I was asked today about lighting fires in woods when its dry. This is a legitimate concern so here's everything we do to make sure we're safe and legally compliant.
1) PERMISSION. We have the written permission of the land owner. For the woods we operate in this is the Woodland Trust. They do not allow fires on their land and can pursue those that light fires for criminal damage. We have a licence agreement which is regularly reviewed with the Trust's site manger. The licence requires agreed working practices, risk assessment, environmental impact assessment, public liability insurance and certification of competency.
2) OFF THE GROUND. Soil (especially organic loamy or peaty soil) can burn and be extremely hard to put out. We use a fire pan and in extremely sustained dry weather use a stove which is even further away from the ground. Mineral soil such as sand can be placed under the pan or other materials such as green logs if its dry. The ground is doused after the fire and if dry before too. Any sticks that fall out are placed back in the pan.
3) WATER: We bring copious amounts of water to douse the flames and surrounding ground. Fresh tap water can also be used to immediately treat a burn before applying burn gel.
4) ZONES: We zone off the fire with our hot zone triangle. You are not allowed to put bare skin in here - only if its holding a toasting stick or wearing a fire glove.
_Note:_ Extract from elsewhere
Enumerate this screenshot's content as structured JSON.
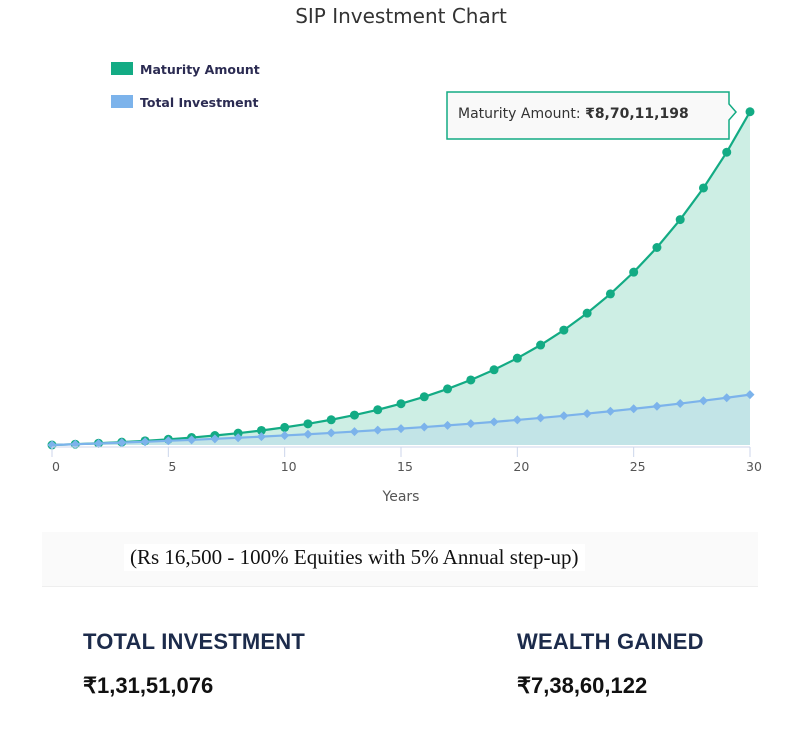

Our next zone is strictly no running and deemed as the approach area to the fire.
5) CONTROL: We can control a fire in our pan by smothering it if we want it to be on hold for a while. A fire pan limits the size of the fire as does restricting the amount of fuel added. We never leave an active fire as it should be constantly managed.
6) EMERGENCY PLANNING: Forest School Practitioners have current first aid training - at our disposal we have clean tap water, sterile water, burn/hydro gel and cling film to cover and keep clean any burn. We have prepared emergency procedures which include fire. We have a fire blanket nearby and kit to smother a fire in addition to water.
7) COMPETENT: Forest School level free training includes managing and handling a fire. I also have numerous experience in handling fires including fire awareness and extinguishing training, science teacher - combustion, bunsens etc, wood burner at home. We were also lucky enough to have a pupil's father attend our forest school that happened to be a fire officer. He helped advise, experience and inform how we handle fire too.
8) PERSONAL PROTECTION: We use fire gloves, have a fire blanket, have water on hand, and first aid equipment. We ask parents to remove any costumes that children occasionally come in (such as fairy wings) as we're unsure as to their flammability.
9) LEAVE NO TRACE: The fire pan prevents ground scarring. The ash/ember soup once doused with lots of water is either spread around by hand (where we check its cold) to fertilise our favourite trees with potash or early on in the year we take it away, dry it and use it as charcoal once its dry. We scatter or take away any piles of collected fire wood we have to put off illegal fire use.
10) COMMUNICATION: We share with our customers what we do. We want people to be put off lighting illegal ill-considered fires in woodland and tell them the consequences of what can happen to them (burns, fines, imprisonment), others and the environment. When we spot ground scarring we report it to the site manager, other volunteers or friends groups and to the police. We consider what we do as best practice and share that with others and listen to any hints or tips from other parties to make what we do even safer, more efficient and better for the environment.